Now the sailors set to their oars, which were actually spades, of course; and the Hyndla proceeded like a millipede through the dark earth. Actually it was not as dark as one might have imagined, the ceiling being thick with glowworms, which gave the Stavanger people comfort, reminding them of when racks of head-skewered brislings and of herring like long silver jewels illuminated the old days of the canneries. Well, never again would they hear winches and chains bearing that treasure of silver tins. No, this narrow passage was not the pleasantest place, but it would surely end soon enough; and even now there was something merry in Captain Gull’s flittering blue eyes. So they sailed blackly under the worm-stars, and the loudest thing they heard was the singing in their own skulls. Einar Sigvatsson whispered into Kristina’s ear the rumor that trolls had been heard coming on board in great numbers, but she turned away, declining to listen. From time to time the cook opened the harness cask, from which he fed the crew a meat of salted dead men. The passengers for their part had almost nothing to eat; most of their food had been cached on that island in the dark lake. Beside his wife Øistein sat quiet, clenching his fists. His horror and terror of asphyxiation kept fingering him, in much the same way that in the sagas that blind and treacherous prisoner-king Rörek continually explored his cousin, King Olaf, to find out whether he were armored; for what he wished above all was to stab him.
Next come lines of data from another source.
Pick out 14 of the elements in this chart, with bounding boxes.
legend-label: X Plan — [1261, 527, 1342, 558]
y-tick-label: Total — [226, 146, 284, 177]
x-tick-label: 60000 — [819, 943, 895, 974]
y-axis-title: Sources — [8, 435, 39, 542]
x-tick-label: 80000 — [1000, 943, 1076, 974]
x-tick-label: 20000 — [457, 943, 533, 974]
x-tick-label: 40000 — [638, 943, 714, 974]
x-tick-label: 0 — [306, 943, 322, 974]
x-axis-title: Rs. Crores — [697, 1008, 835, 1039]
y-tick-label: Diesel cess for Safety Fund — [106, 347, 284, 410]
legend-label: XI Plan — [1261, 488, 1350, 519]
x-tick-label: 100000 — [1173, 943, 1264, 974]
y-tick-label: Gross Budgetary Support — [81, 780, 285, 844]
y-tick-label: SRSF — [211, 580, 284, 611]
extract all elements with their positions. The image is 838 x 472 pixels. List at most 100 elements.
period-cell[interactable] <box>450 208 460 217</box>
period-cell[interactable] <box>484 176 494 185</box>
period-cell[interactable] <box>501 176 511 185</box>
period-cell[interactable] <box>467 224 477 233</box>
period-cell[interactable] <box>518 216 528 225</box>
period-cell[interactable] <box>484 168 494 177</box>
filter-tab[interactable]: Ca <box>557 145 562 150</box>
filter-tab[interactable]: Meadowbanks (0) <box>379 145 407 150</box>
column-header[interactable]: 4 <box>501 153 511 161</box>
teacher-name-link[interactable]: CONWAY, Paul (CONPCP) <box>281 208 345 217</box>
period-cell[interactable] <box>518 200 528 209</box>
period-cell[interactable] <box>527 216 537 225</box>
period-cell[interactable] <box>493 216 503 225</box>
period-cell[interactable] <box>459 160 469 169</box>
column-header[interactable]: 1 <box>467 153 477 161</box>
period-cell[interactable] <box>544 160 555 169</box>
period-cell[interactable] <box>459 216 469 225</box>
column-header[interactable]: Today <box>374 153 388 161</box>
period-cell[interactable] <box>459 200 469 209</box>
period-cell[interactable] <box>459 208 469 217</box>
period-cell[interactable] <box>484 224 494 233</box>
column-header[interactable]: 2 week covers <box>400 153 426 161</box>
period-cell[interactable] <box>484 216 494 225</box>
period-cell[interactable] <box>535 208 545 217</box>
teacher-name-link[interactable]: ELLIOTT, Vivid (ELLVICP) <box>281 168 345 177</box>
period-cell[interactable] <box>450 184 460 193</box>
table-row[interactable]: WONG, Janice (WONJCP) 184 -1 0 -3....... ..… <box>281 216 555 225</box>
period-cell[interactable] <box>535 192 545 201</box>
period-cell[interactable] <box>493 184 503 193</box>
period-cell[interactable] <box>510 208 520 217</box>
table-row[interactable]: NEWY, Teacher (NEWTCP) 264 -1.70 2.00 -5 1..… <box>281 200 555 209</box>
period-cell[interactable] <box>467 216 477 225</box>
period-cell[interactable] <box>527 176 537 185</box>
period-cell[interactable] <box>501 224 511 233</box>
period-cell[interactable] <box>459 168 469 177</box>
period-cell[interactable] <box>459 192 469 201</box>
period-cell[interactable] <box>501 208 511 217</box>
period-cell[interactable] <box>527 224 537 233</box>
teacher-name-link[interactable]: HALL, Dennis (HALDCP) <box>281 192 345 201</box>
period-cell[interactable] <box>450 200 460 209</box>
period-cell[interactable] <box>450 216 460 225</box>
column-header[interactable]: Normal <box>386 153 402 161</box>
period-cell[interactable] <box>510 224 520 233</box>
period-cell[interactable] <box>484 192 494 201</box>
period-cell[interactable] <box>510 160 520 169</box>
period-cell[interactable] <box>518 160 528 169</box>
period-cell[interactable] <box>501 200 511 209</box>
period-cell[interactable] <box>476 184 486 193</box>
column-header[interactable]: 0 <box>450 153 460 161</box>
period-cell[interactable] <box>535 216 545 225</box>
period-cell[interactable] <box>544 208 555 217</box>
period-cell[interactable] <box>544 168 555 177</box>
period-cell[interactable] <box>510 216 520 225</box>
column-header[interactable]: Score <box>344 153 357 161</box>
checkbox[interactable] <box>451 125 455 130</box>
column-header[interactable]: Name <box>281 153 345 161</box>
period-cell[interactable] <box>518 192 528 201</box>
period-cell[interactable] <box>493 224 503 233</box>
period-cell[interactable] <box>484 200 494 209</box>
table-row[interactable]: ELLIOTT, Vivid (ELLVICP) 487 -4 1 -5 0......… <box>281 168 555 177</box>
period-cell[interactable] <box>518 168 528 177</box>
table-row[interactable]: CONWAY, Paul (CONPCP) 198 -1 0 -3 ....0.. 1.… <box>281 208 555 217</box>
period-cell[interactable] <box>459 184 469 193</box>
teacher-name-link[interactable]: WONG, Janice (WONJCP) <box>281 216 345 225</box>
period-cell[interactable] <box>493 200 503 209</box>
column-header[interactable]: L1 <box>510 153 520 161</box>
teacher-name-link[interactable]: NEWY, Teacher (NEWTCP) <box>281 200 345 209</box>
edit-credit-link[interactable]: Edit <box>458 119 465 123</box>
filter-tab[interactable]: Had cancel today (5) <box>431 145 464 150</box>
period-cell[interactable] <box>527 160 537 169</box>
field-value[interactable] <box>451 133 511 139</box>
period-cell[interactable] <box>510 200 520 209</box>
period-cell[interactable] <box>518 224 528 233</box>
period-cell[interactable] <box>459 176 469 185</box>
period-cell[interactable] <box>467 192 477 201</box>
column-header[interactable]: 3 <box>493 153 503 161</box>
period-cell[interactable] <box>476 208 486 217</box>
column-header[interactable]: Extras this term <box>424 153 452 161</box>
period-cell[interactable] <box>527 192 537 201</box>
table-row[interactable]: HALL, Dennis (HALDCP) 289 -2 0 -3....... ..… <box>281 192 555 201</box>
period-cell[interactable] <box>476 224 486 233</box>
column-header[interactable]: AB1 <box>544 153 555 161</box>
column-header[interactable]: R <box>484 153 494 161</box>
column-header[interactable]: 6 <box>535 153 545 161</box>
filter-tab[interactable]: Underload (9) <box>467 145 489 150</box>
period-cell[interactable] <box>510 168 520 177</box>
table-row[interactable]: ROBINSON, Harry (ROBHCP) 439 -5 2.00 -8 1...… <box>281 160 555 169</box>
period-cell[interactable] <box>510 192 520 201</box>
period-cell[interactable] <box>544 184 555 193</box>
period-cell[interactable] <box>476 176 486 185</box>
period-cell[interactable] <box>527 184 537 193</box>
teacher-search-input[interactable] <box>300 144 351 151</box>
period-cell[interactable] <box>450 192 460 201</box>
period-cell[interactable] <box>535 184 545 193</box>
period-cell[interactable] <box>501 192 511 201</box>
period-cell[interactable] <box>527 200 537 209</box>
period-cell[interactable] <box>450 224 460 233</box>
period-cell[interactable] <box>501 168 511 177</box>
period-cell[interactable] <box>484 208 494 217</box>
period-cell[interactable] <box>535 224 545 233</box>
In this situation, Øistein, who yet half believed in the treasure beyond price which Captain Gull had promised him, sometimes found it helpful to row along with the sailors, not least because, good son to his father, he hated idleness. But presently anxiety for his wife arose in him, so, laying by his oar (at which the sailors shot him wolfish grimaces), he returned into the darkness where the passengers lay, and there was Kristina with her hands across her breast, silently praying, the drops of sweat on her face as richly silver as the hordes which once came to light in the dark water back in the days when the nets rose up full. Again her beautiful desperation strengthened him.

There were hardly any passengers left. Einar Sigvatsson remained, with his youngest son Arnvid, but his wife and daughter and all his brother’s people had been taken, with ogres and trolls now snatching people right and left. Katrina felt very sad about little Ingigerd, but most likely the child was in heaven. Einar appeared half crazed. Øistein said to him: Now we know for certain that they mean us ill, so I propose that we attack them before they thin us out again.

Einar answered: That’s all right for you to say, because you have no children, and your wife could get through life without you, but some people prefer not to leave their dependents alone in the world.

Then Kristina said: Let me go and speak again with Captain Gull, which everyone approved, even Øistein, because it postponed the moment when something must be risked.